Diamond Foundry has spent the last three years quietly working on an ambitious project.
The Santa Clara startup, created by Nanosolar founder Martin Roscheisen, wanted to grow “real” diamonds in a lab. Unlike synthetic diamonds, these would be hatched from a sliver of a natural, mined diamond as the substrate.
After two years of experiments with failed diamond-growing reactors, Roscheisen’s team says it cracked the code. Now the company claims to be able to grow hundreds of diamonds that are up to nine carats in just two weeks in a lab.
The breakthrough was enough to convince ten billionaires and members of Silicon Valley tech royalty to invest.
Diamond Foundry has closed three rounds of financing from individuals including actor Leonardo DiCaprio, Twitter/Medium founder Evan Williams, Zynga founder Mark Pincus, One Kings Lane cofounder Alison Pincus, SUN Microsystems founder Andreas Bechtolsheim, Facebook cofounder Andrew McCollum, former Facebook COO Owen van Natta, Marc Benioff’s private-investment manager Mark Goldstein, Sequoia Capital’s David Spector, former eBay President Jeff Skoll, Scott Banister, Vast Ventures, and many others.
DiCaprio starred in the movie “Blood Diamond” and has since taken on some related activism against the industry, which has been heavily criticized for its negative environmental impact and child labor.
The company says it has raised less than $100 million to date — which is significant considering the startup just publicly launched on Wednesday morning. Roscheisen, the company’s CEO, was in the same Ph.D. program at Stanford as Google’s Larry Page and Sergey Brin.
While Diamond Foundry is making the diamonds, it isn’t designing jewelry. Instead, it has a marketplace with about 200 partnering designers who buy the crystals from Diamond Foundry, put them in their rings, bracelets, and necklaces, then sell them straight to consumers online.

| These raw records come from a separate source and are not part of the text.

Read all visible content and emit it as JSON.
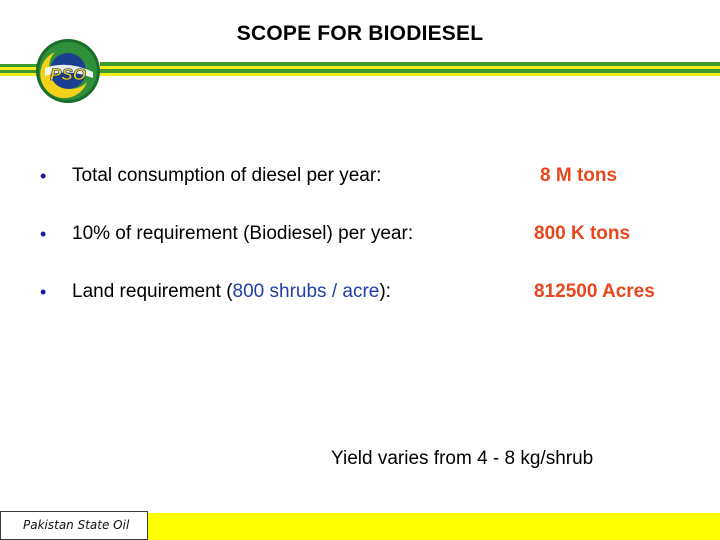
{
  "slide": {
    "title": "SCOPE FOR BIODIESEL",
    "logo_text": "PSO"
  },
  "bullets": [
    {
      "label": "Total consumption of diesel per year:",
      "value": "8 M tons"
    },
    {
      "label": "10% of requirement (Biodiesel) per year:",
      "value": "800 K tons"
    },
    {
      "label_prefix": "Land requirement (",
      "label_highlight": "800  shrubs / acre",
      "label_suffix": "):",
      "value": "812500 Acres"
    }
  ],
  "bullet_symbol": "•",
  "yield_note": "Yield varies from  4 - 8 kg/shrub",
  "footer": {
    "label": "Pakistan State Oil"
  },
  "colors": {
    "stripe_green": "#3f9a2e",
    "stripe_yellow": "#f4ea1c",
    "accent_value": "#e8471e",
    "highlight_blue": "#1f3fa8",
    "bullet_blue": "#1a1aa6",
    "footer_yellow": "#ffff00"
  }
}
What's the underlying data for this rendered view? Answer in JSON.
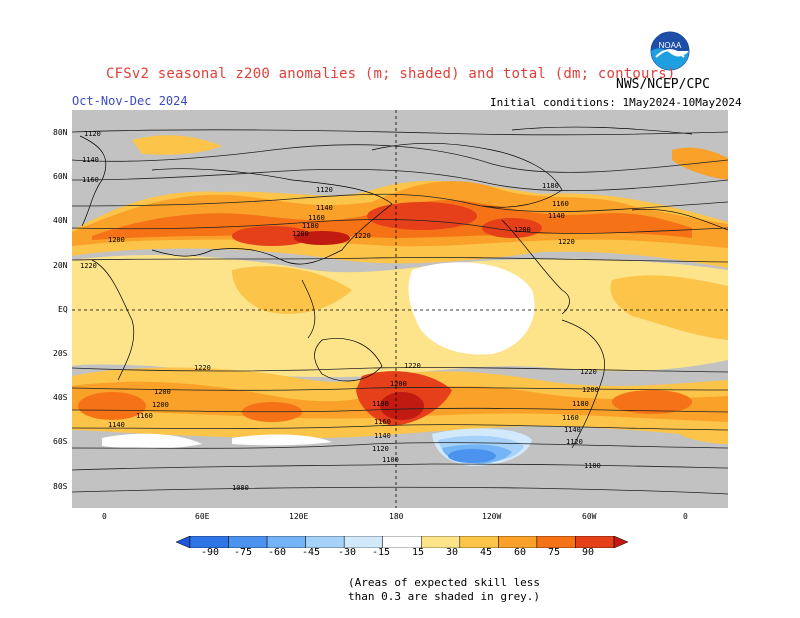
{
  "title": "CFSv2 seasonal z200 anomalies (m; shaded) and total (dm; contours)",
  "season": "Oct-Nov-Dec 2024",
  "initial_conditions": "Initial conditions: 1May2024-10May2024",
  "agency": "NWS/NCEP/CPC",
  "logo_text": "NOAA",
  "lat_labels": [
    "80N",
    "60N",
    "40N",
    "20N",
    "EQ",
    "20S",
    "40S",
    "60S",
    "80S"
  ],
  "lon_labels": [
    "0",
    "60E",
    "120E",
    "180",
    "120W",
    "60W",
    "0"
  ],
  "colorbar": {
    "labels": [
      "-90",
      "-75",
      "-60",
      "-45",
      "-30",
      "-15",
      "15",
      "30",
      "45",
      "60",
      "75",
      "90"
    ],
    "colors": [
      "#1f55d8",
      "#2f75e5",
      "#4b93ef",
      "#74b3f5",
      "#a6d1f8",
      "#d2e9fb",
      "#ffffff",
      "#fde48a",
      "#fcc449",
      "#f9a128",
      "#f57216",
      "#e5401a",
      "#c11a10"
    ]
  },
  "contour_labels": [
    "1120",
    "1140",
    "1160",
    "1180",
    "1200",
    "1220",
    "1120",
    "1140",
    "1160",
    "1180",
    "1200",
    "1220",
    "1220",
    "1200",
    "1180",
    "1160",
    "1140",
    "1120",
    "1100",
    "1080",
    "1220",
    "1200",
    "1220",
    "1200",
    "1180",
    "1160",
    "1140",
    "1120",
    "1100"
  ],
  "note_lines": [
    "(Areas of expected skill less",
    "than 0.3 are shaded in grey.)"
  ]
}
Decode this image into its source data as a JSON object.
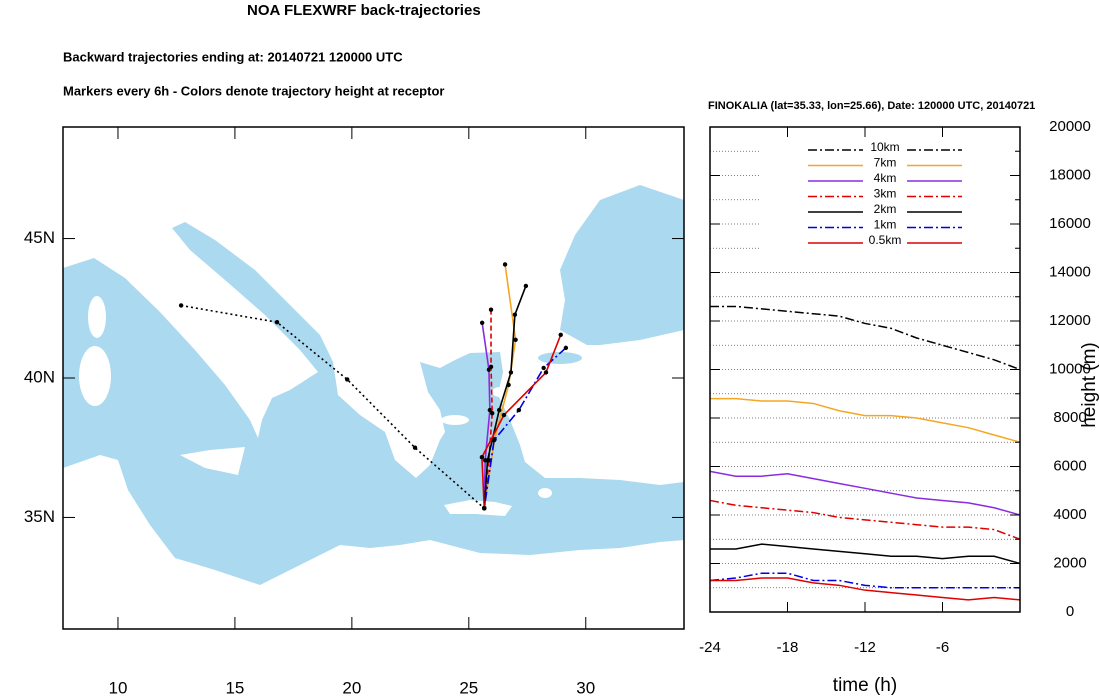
{
  "chart_data": [
    {
      "type": "map",
      "title": "NOA FLEXWRF back-trajectories",
      "subtitle": "Backward trajectories ending at: 20140721  120000 UTC",
      "annotation": "Markers every 6h - Colors denote trajectory height at receptor",
      "xlim": [
        7.65,
        34.2
      ],
      "ylim": [
        31,
        49
      ],
      "xticks": [
        10,
        15,
        20,
        25,
        30
      ],
      "yticks": [
        {
          "value": 35,
          "label": "35N"
        },
        {
          "value": 40,
          "label": "40N"
        },
        {
          "value": 45,
          "label": "45N"
        }
      ],
      "series": [
        {
          "color": "#000000",
          "dash": "dotted",
          "x": [
            12.7,
            16.8,
            19.8,
            22.7,
            25.66
          ],
          "y": [
            42.6,
            42.0,
            39.95,
            37.5,
            35.33
          ]
        },
        {
          "color": "#f5a623",
          "dash": "solid",
          "x": [
            26.55,
            27.0,
            26.7,
            26.1,
            25.66
          ],
          "y": [
            44.07,
            41.37,
            39.75,
            37.8,
            35.33
          ]
        },
        {
          "color": "#8a2be2",
          "dash": "solid",
          "x": [
            25.57,
            25.86,
            25.9,
            25.7,
            25.66
          ],
          "y": [
            41.98,
            40.3,
            38.85,
            37.05,
            35.33
          ]
        },
        {
          "color": "#e00000",
          "dash": "dashed",
          "x": [
            25.95,
            25.95,
            26.0,
            25.86,
            25.66
          ],
          "y": [
            42.45,
            40.4,
            38.74,
            37.05,
            35.33
          ]
        },
        {
          "color": "#000000",
          "dash": "solid",
          "x": [
            27.44,
            26.97,
            26.8,
            26.3,
            25.8,
            25.66
          ],
          "y": [
            43.3,
            42.27,
            40.2,
            38.85,
            37.05,
            35.33
          ]
        },
        {
          "color": "#0000e0",
          "dash": "dashdot",
          "x": [
            29.15,
            28.2,
            27.14,
            26.08,
            25.66
          ],
          "y": [
            41.08,
            40.36,
            38.85,
            37.77,
            35.33
          ]
        },
        {
          "color": "#e00000",
          "dash": "solid",
          "x": [
            28.93,
            28.3,
            26.5,
            25.56,
            25.66
          ],
          "y": [
            41.55,
            40.2,
            38.67,
            37.16,
            35.33
          ]
        }
      ]
    },
    {
      "type": "line",
      "title": "FINOKALIA (lat=35.33,  lon=25.66), Date: 120000 UTC, 20140721",
      "xlabel": "time (h)",
      "ylabel": "height (m)",
      "x": [
        -24,
        -22,
        -20,
        -18,
        -16,
        -14,
        -12,
        -10,
        -8,
        -6,
        -4,
        -2,
        0
      ],
      "xlim": [
        -24,
        0
      ],
      "xticks": [
        -24,
        -18,
        -12,
        -6
      ],
      "ylim": [
        0,
        20000
      ],
      "yticks": [
        0,
        2000,
        4000,
        6000,
        8000,
        10000,
        12000,
        14000,
        16000,
        18000,
        20000
      ],
      "yminorticks": [
        1000,
        3000,
        5000,
        7000,
        9000,
        11000,
        13000,
        15000,
        17000,
        19000
      ],
      "grid": true,
      "legend": "top",
      "series": [
        {
          "name": "10km",
          "color": "#000000",
          "dash": "dashdot",
          "values": [
            12600,
            12600,
            12500,
            12400,
            12300,
            12200,
            11900,
            11700,
            11300,
            11000,
            10700,
            10400,
            10000
          ]
        },
        {
          "name": "7km",
          "color": "#f5a623",
          "dash": "solid",
          "values": [
            8800,
            8800,
            8700,
            8700,
            8600,
            8300,
            8100,
            8100,
            8000,
            7800,
            7600,
            7300,
            7000
          ]
        },
        {
          "name": "4km",
          "color": "#8a2be2",
          "dash": "solid",
          "values": [
            5800,
            5600,
            5600,
            5700,
            5500,
            5300,
            5100,
            4900,
            4700,
            4600,
            4500,
            4300,
            4000
          ]
        },
        {
          "name": "3km",
          "color": "#e00000",
          "dash": "dashdot",
          "values": [
            4600,
            4400,
            4300,
            4200,
            4100,
            3900,
            3800,
            3700,
            3600,
            3500,
            3500,
            3400,
            3000
          ]
        },
        {
          "name": "2km",
          "color": "#000000",
          "dash": "solid",
          "values": [
            2600,
            2600,
            2800,
            2700,
            2600,
            2500,
            2400,
            2300,
            2300,
            2200,
            2300,
            2300,
            2000
          ]
        },
        {
          "name": "1km",
          "color": "#0000e0",
          "dash": "dashdot",
          "values": [
            1300,
            1400,
            1600,
            1600,
            1300,
            1300,
            1100,
            1000,
            1000,
            1000,
            1000,
            1000,
            1000
          ]
        },
        {
          "name": "0.5km",
          "color": "#e00000",
          "dash": "solid",
          "values": [
            1300,
            1300,
            1400,
            1400,
            1200,
            1100,
            900,
            800,
            700,
            600,
            500,
            600,
            500
          ]
        }
      ]
    }
  ]
}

The designer purchases are currently the startup’s only source of income.
By buying diamonds through Diamond Foundry, the designers can avoid giving a cut of the money to traditional outlets like De Beers or Tiffany’s. That doesn’t mean Diamond Foundry is selling its jewels at a discount though.
While synthetic diamonds tend to cost about 30% less than naturally made and mined diamonds, Diamond Foundry says its product will cost about the same, if not more, than market value.